Link Boxers: College Memes, Official vs. Community Facebook pages

I Can Haz Marketing Disguyzd as Yoo-nee-ver-sity Meme?

Memes are nothing new to the interwebz, but university memes are – in the past two weeks, scores of them have popped up on Facebook.  A repository of them can be found at CampusMeme which, according to Bostino, was co-created by Saif Altimimi, CEO of NoteWagon, a service allowing students to upload their course notes and unlock badges that give students “access to awesome prizes.”

Why would NoteWagon set up a site for college memes?  Marketing. The company ran a meme contest, where the most-liked memes could win $50 cash. Altimimi also kick-started the Facebook meme trend by creating meme pages for a number of colleges, including the University of Waterloo, McGill University, University of Michigan and Boston University. While this has fueled the creation of meme pages by those not affiliated with NoteWagon, according to StartupStats, as of February 8, Altimimi asserted that NoteWagon owned about 80 percent of the pages.

Campus memes have reached enough of a critical mass to be listed on KnowYourMeme, but the marketing angle makes the trend less subversive, no?

Dude, where’s my official Facebook page?

There are days I wonder if the TPTB at Facebook wake up bored and decide to have some fun with their legion of members.

I suspect January 24, 2012 was one of those days.  The numerous colleges and universities – including the University of Wisconsin – Green Bay, the University of Rochester, Ithaca College, Monroe Community College – had their official pages  reclassified as “community” pages. The former community pages – the pages that take the majority of information from what’s posted on Wikipedia — were renamed “official.”

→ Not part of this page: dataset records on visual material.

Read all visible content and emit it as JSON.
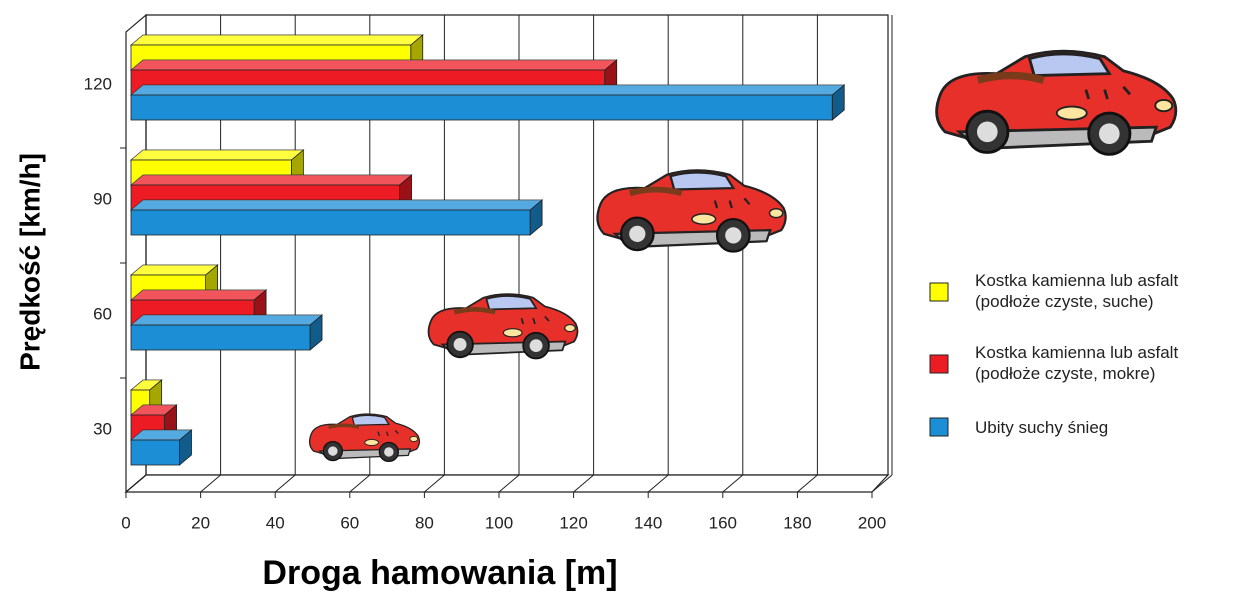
{
  "chart_data": {
    "type": "bar3d-horizontal",
    "x_label": "Droga hamowania [m]",
    "y_label": "Prędkość [km/h]",
    "categories": [
      "30",
      "60",
      "90",
      "120"
    ],
    "series": [
      {
        "name": "Kostka kamienna lub asfalt (podłoże czyste, suche)",
        "color": "#ffff00",
        "values": [
          5,
          20,
          43,
          75
        ]
      },
      {
        "name": "Kostka kamienna lub asfalt (podłoże czyste, mokre)",
        "color": "#ed1c24",
        "values": [
          9,
          33,
          72,
          127
        ]
      },
      {
        "name": "Ubity suchy śnieg",
        "color": "#1b8ed6",
        "values": [
          13,
          48,
          107,
          188
        ]
      }
    ],
    "xlim": [
      0,
      200
    ],
    "xticks": [
      0,
      20,
      40,
      60,
      80,
      100,
      120,
      140,
      160,
      180,
      200
    ],
    "grid": true
  }
}
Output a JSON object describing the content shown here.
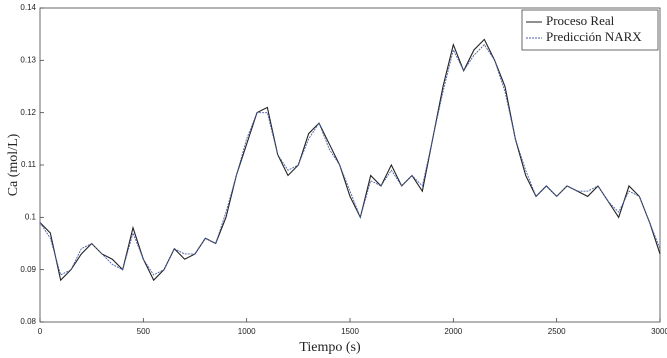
{
  "chart_data": {
    "type": "line",
    "xlabel": "Tiempo (s)",
    "ylabel": "Ca (mol/L)",
    "x": [
      0,
      50,
      100,
      150,
      200,
      250,
      300,
      350,
      400,
      450,
      500,
      550,
      600,
      650,
      700,
      750,
      800,
      850,
      900,
      950,
      1000,
      1050,
      1100,
      1150,
      1200,
      1250,
      1300,
      1350,
      1400,
      1450,
      1500,
      1550,
      1600,
      1650,
      1700,
      1750,
      1800,
      1850,
      1900,
      1950,
      2000,
      2050,
      2100,
      2150,
      2200,
      2250,
      2300,
      2350,
      2400,
      2450,
      2500,
      2550,
      2600,
      2650,
      2700,
      2750,
      2800,
      2850,
      2900,
      2950,
      3000
    ],
    "series": [
      {
        "name": "Proceso Real",
        "color": "#222222",
        "values": [
          0.099,
          0.097,
          0.088,
          0.09,
          0.093,
          0.095,
          0.093,
          0.092,
          0.09,
          0.098,
          0.092,
          0.088,
          0.09,
          0.094,
          0.092,
          0.093,
          0.096,
          0.095,
          0.1,
          0.108,
          0.114,
          0.12,
          0.121,
          0.112,
          0.108,
          0.11,
          0.116,
          0.118,
          0.114,
          0.11,
          0.104,
          0.1,
          0.108,
          0.106,
          0.11,
          0.106,
          0.108,
          0.105,
          0.115,
          0.125,
          0.133,
          0.128,
          0.132,
          0.134,
          0.13,
          0.125,
          0.115,
          0.108,
          0.104,
          0.106,
          0.104,
          0.106,
          0.105,
          0.104,
          0.106,
          0.103,
          0.1,
          0.106,
          0.104,
          0.099,
          0.093
        ]
      },
      {
        "name": "Predicción NARX",
        "color": "#4a5fa8",
        "values": [
          0.099,
          0.096,
          0.089,
          0.09,
          0.094,
          0.095,
          0.093,
          0.091,
          0.09,
          0.097,
          0.092,
          0.089,
          0.09,
          0.094,
          0.093,
          0.093,
          0.096,
          0.095,
          0.101,
          0.108,
          0.115,
          0.12,
          0.12,
          0.112,
          0.109,
          0.11,
          0.115,
          0.118,
          0.113,
          0.11,
          0.105,
          0.1,
          0.107,
          0.106,
          0.109,
          0.106,
          0.108,
          0.106,
          0.115,
          0.124,
          0.132,
          0.128,
          0.131,
          0.133,
          0.13,
          0.124,
          0.115,
          0.109,
          0.104,
          0.106,
          0.104,
          0.106,
          0.105,
          0.105,
          0.106,
          0.103,
          0.101,
          0.105,
          0.104,
          0.099,
          0.094
        ]
      }
    ],
    "xlim": [
      0,
      3000
    ],
    "xticks": [
      0,
      500,
      1000,
      1500,
      2000,
      2500,
      3000
    ],
    "ylim": [
      0.08,
      0.14
    ],
    "yticks": [
      0.08,
      0.09,
      0.1,
      0.11,
      0.12,
      0.13,
      0.14
    ],
    "legend": "top-right"
  }
}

“Someone kidnapped my four year old,” lamented Todd Sanders, social media specialist, UW-GB.

Those changes not only demoted the page and diluted the brand of the once official-now community page, but also allowed users to edit content on the “info” section, meaning that anyone could change an institution’s category, name, address, phone number, URL, email address and business hours.

Other schools, including Colorado State University; California State University, Dominguez Hills; and Alma College, had been reclassified weeks or months earlier, similarly without warning.

It’s a bit like Facebook forced colleges to leave the gas caps off their cars, confident in the belief that the general public wouldn’t dump sugar into the gas tanks.

And then, it was over.  On January 27, many of the affected Facebook pages were reclassified (or, re-reclassified) as official.  According to “Nicci” a Facebook rep commenting on a UWGB post, the situation was due to “a technical issue on our part and is now resolved.”

This is all well and good.  But it also serves as a reminder that our digital brands are tied up with companies that can change policies at will, leaving us with little to do about it. Perhaps this was a glitch, but it’s also a bellwether: make sure there are multiple ways your brand can thrive online.